Dalam sistem presidensial, penentuan siapa saja yang menjadi menteri sepenuhnya adalah hak prerogatif presiden. Demikian dikatakan oleh para ahli tata negara di republik tercinta ini. Perkara itu tak pernah terjadi masalah sebelumnya. Soalnya yang menjadi presiden biasanya pentolan partai, jadi tidak ada isu ditunggangi dalam hal hak prerogatif.
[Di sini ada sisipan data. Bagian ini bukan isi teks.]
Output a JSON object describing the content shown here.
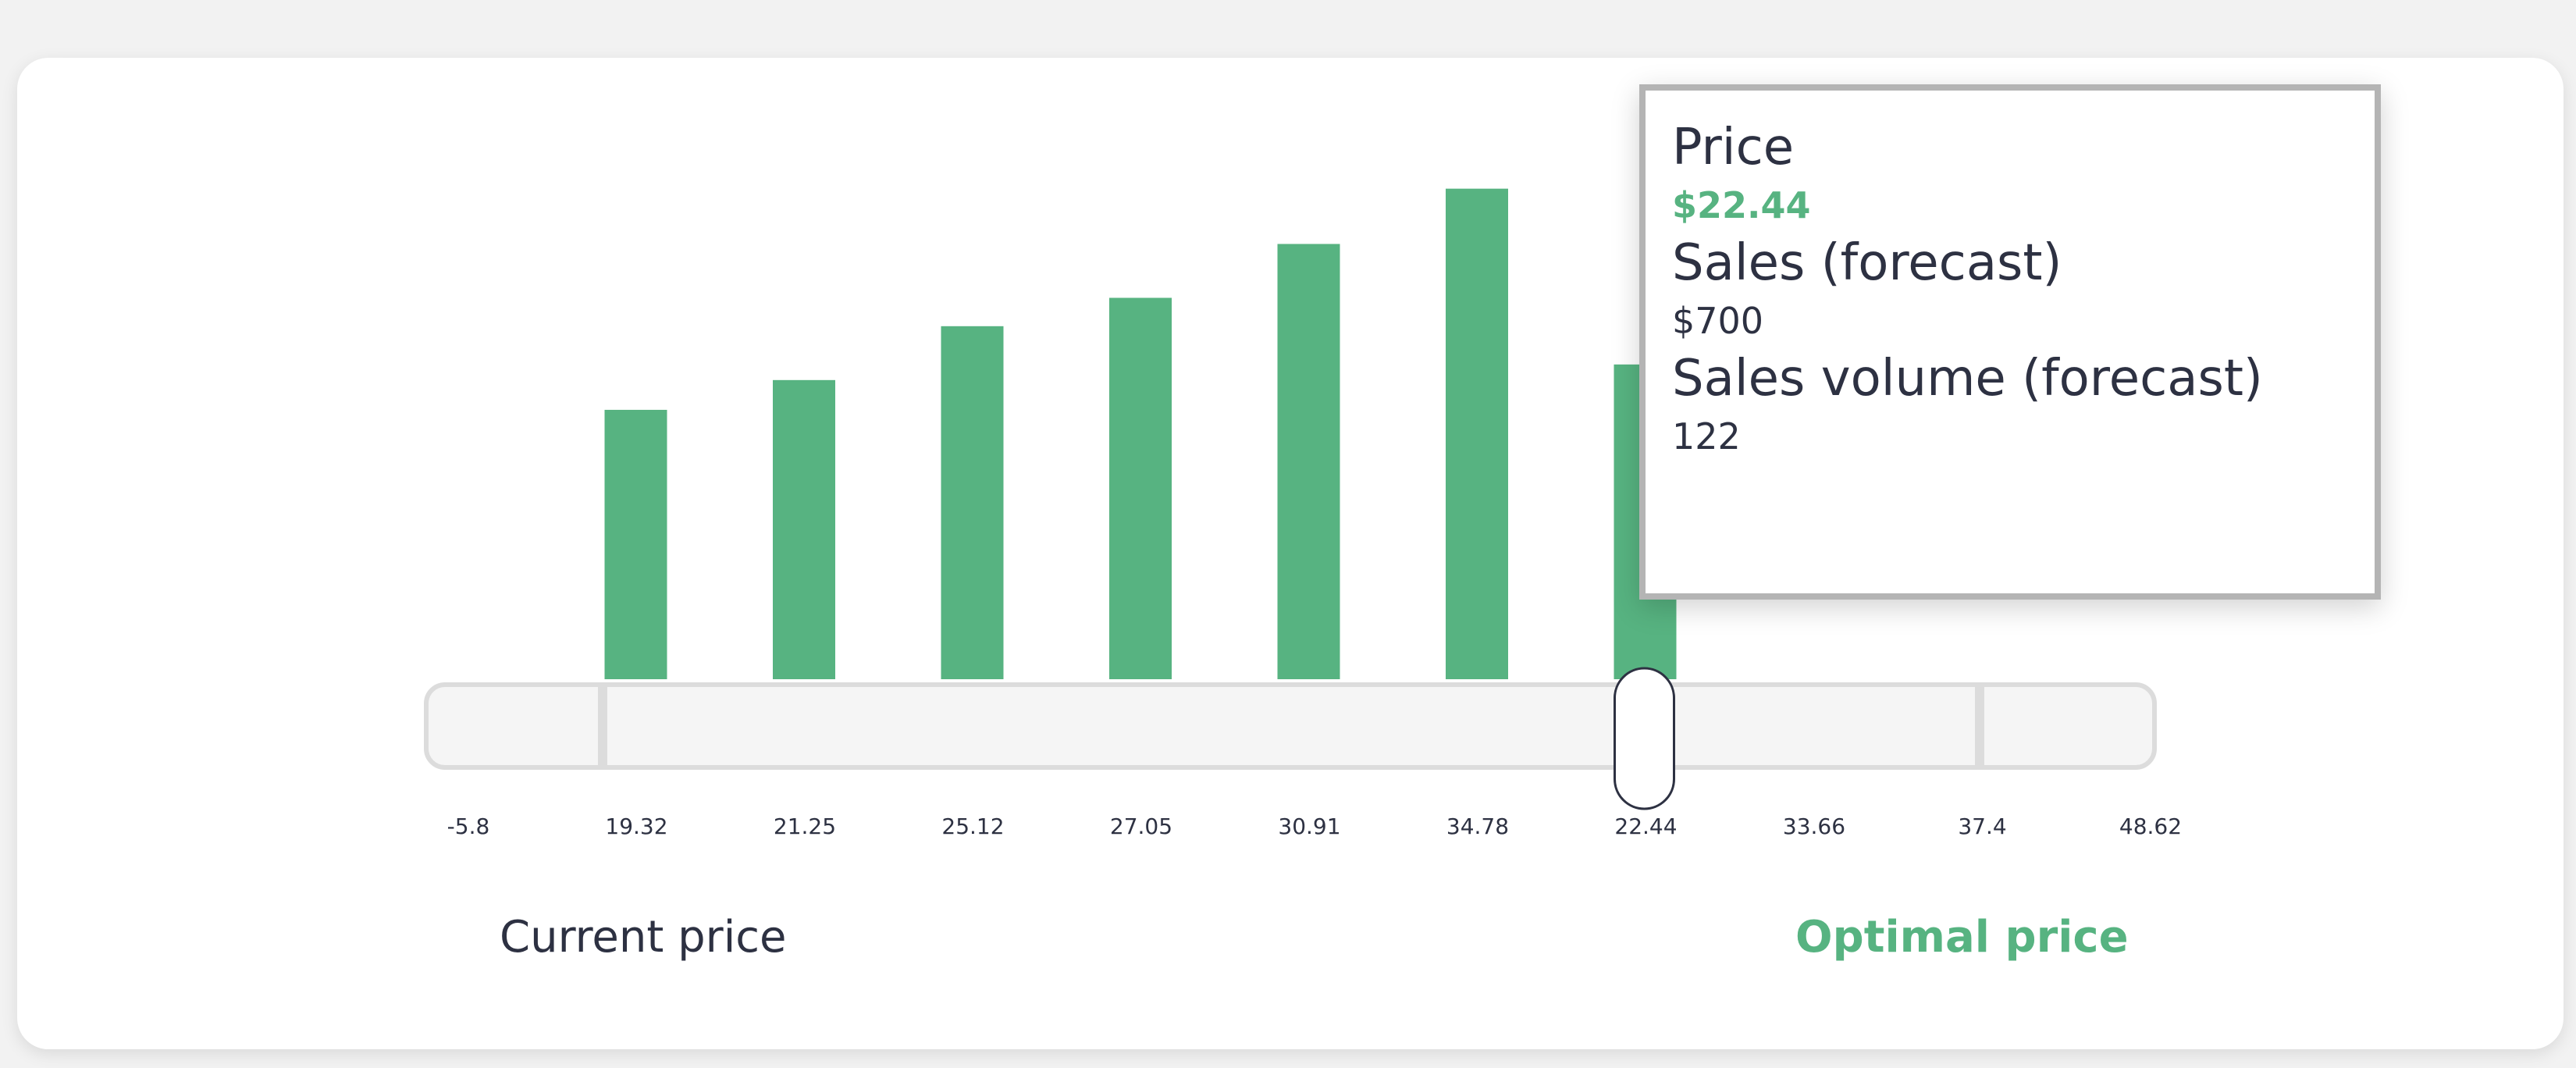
{
  "chart_data": {
    "type": "bar",
    "tick_labels": [
      "-5.8",
      "19.32",
      "21.25",
      "25.12",
      "27.05",
      "30.91",
      "34.78",
      "22.44",
      "33.66",
      "37.4",
      "48.62"
    ],
    "bars": [
      {
        "category": "19.32",
        "value": 190
      },
      {
        "category": "21.25",
        "value": 211
      },
      {
        "category": "25.12",
        "value": 249
      },
      {
        "category": "27.05",
        "value": 269
      },
      {
        "category": "30.91",
        "value": 307
      },
      {
        "category": "34.78",
        "value": 346
      },
      {
        "category": "22.44",
        "value": 222
      }
    ],
    "slider": {
      "selected_value": "22.44",
      "selected_index": 7,
      "marker_indices": [
        1,
        9
      ]
    },
    "colors": {
      "bar": "#57b381",
      "track_fill": "#f5f5f5",
      "track_border": "#dcdcdc",
      "marker": "#dcdcdc",
      "handle_fill": "#ffffff",
      "handle_border": "#2d3142"
    }
  },
  "labels": {
    "current_price": "Current price",
    "optimal_price": "Optimal price"
  },
  "tooltip": {
    "price_label": "Price",
    "price_value": "$22.44",
    "sales_label": "Sales (forecast)",
    "sales_value": "$700",
    "volume_label": "Sales volume (forecast)",
    "volume_value": "122"
  }
}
Muncul masalah ketika Jokow Widodo alias Jokowi terpilih menjadi presiden RI untuk periode 2014-2019. Faktanya Jokowi “hanyalah” petugas partai PDIP. Masalah muncul ketika Jokowi mendiskusikan penentuan kabinet dan nama-nama menteri dengan ketua umum PDIP, Megawati. Bagaimanakah cara Jokowi benar-benar menentukan nama menteri-menteri tanpa pengaruh pihak lain, karena sudah menjadi hak prerogatif-nya sebagai presiden?
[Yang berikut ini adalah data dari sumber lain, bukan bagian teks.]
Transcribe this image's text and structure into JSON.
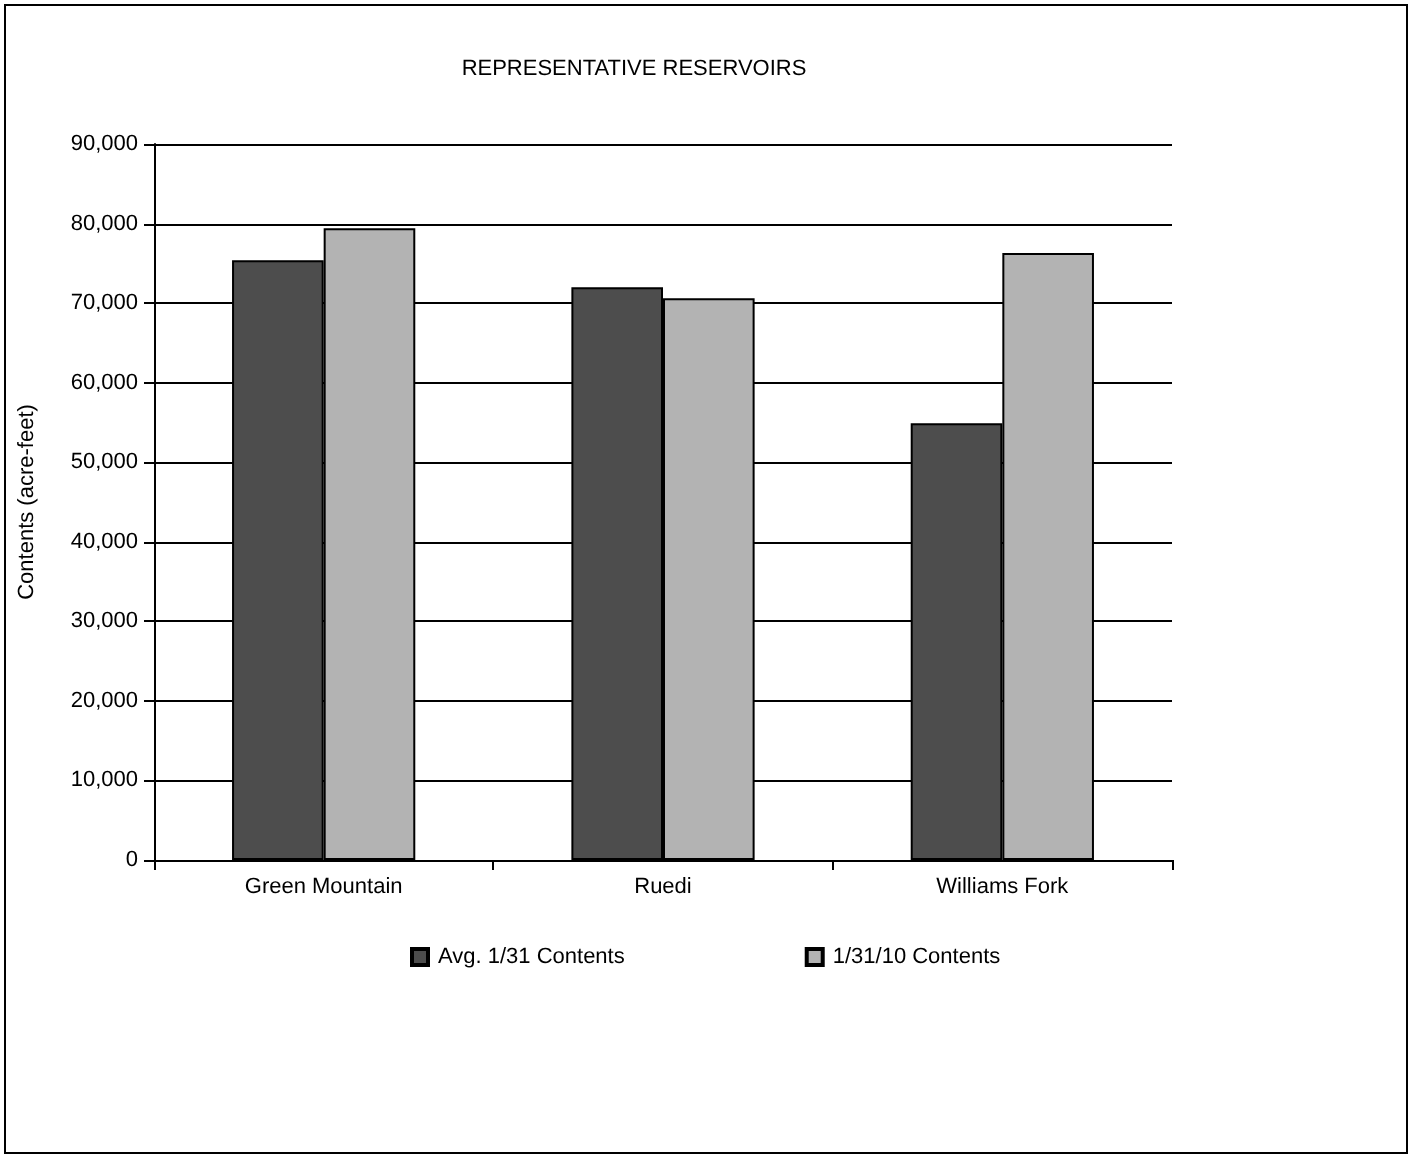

Banyak pihak yang meragukan itu. Isu Jokowi ditunggangi dan disandera partai dan Megawati dalam hal penentuan pun mencuat ke permukaan. Isu ini tak sepenuhnya salah, walau mungkin kenyataannya tidak demikian.
Menurut saya, Jokowi harus membuat batas yang jelas agar ia tidak dicurigai ditunggangi atau disandera partai. Batas yang jelas itu adalah Jokowi keluar/mengundurkan diri dari PDIP. Dengan demikian, rakyat yang memberikan mandat kepada Jokowi di pilpres lalu –bukan partai-, bisa benar-benar yakin bahwa Jokowi tidak ditunggangi.
Beranikah?
Pertanyaan selanjutnya, mungkinkah Jokowi mundur dari PDIP? Beranikah? Masak sih gak berani kan, ya? Ahok saja berani mundur dari Gerindra demi menjaga integritasnya kepada mandat rakyat. Saya yakin sekali, kalau saja Jokowi berani mundur dari PDIP, mana semua isu ditunggangi dan sebagainya itu akan hilang segera.
Lagipula jika menteri nanti disepakati harus menanggalkan jabatan di parpol, maka mungkin bagus juga kalau siapapun yang menjadi presiden harus keluar atau mundur dari keanggotaan di parpol. Dengan demikian presiden menjadi milik rakyat, kan jelas presiden dengan sistem pemilihan langsung yang mendapat mandatnya dari rakyat, bukan dari parpol.
Saya sangat mendukung pemilihan pemimpin (trermasuk pilkada) langsung oleh rakyat. Di sisi lain, saya juga setuju bahwa presiden atau pemimpin hasil pemilihan langsung adalah milik rakyat. Maka, saya sangat mendukung ide agar pemimpin di tingkatan manapun harus mundur dari keanggotaan di parpol.
Ahok sebagai contoh
Sudah ada contoh Ahok. Ahok kini menjadi milik rakyat Jakarta sepenuhnya dan bukan milik Gerindra. Dia pun tak harus sungkan-sungkan dengan Gerindra kalau memutuskan segala sesuatu. Kini, kita tinggal tunggu Jokowi semoga saja beliau berani mundur dari PDIP.
Saya bayangkan, pemimpin keluar dari keanggotaan parpol lalu akan menjadi tren. Semua guebrnur, bupati, walikota, sampai ke kades bukan anggota partai, tapi milik rakyat seutuhnya. Jika itu terjadi, maka revolusi kecil-kecilan telah terjadi.
Bukannya saya tidak suka dengan parpol. Namun, itu tadi di awal, tujuannya agar tidak ada tarik menarik kepentingan. Dan agar Jokowi menjadi milik rakyat Indonesia secara utuh!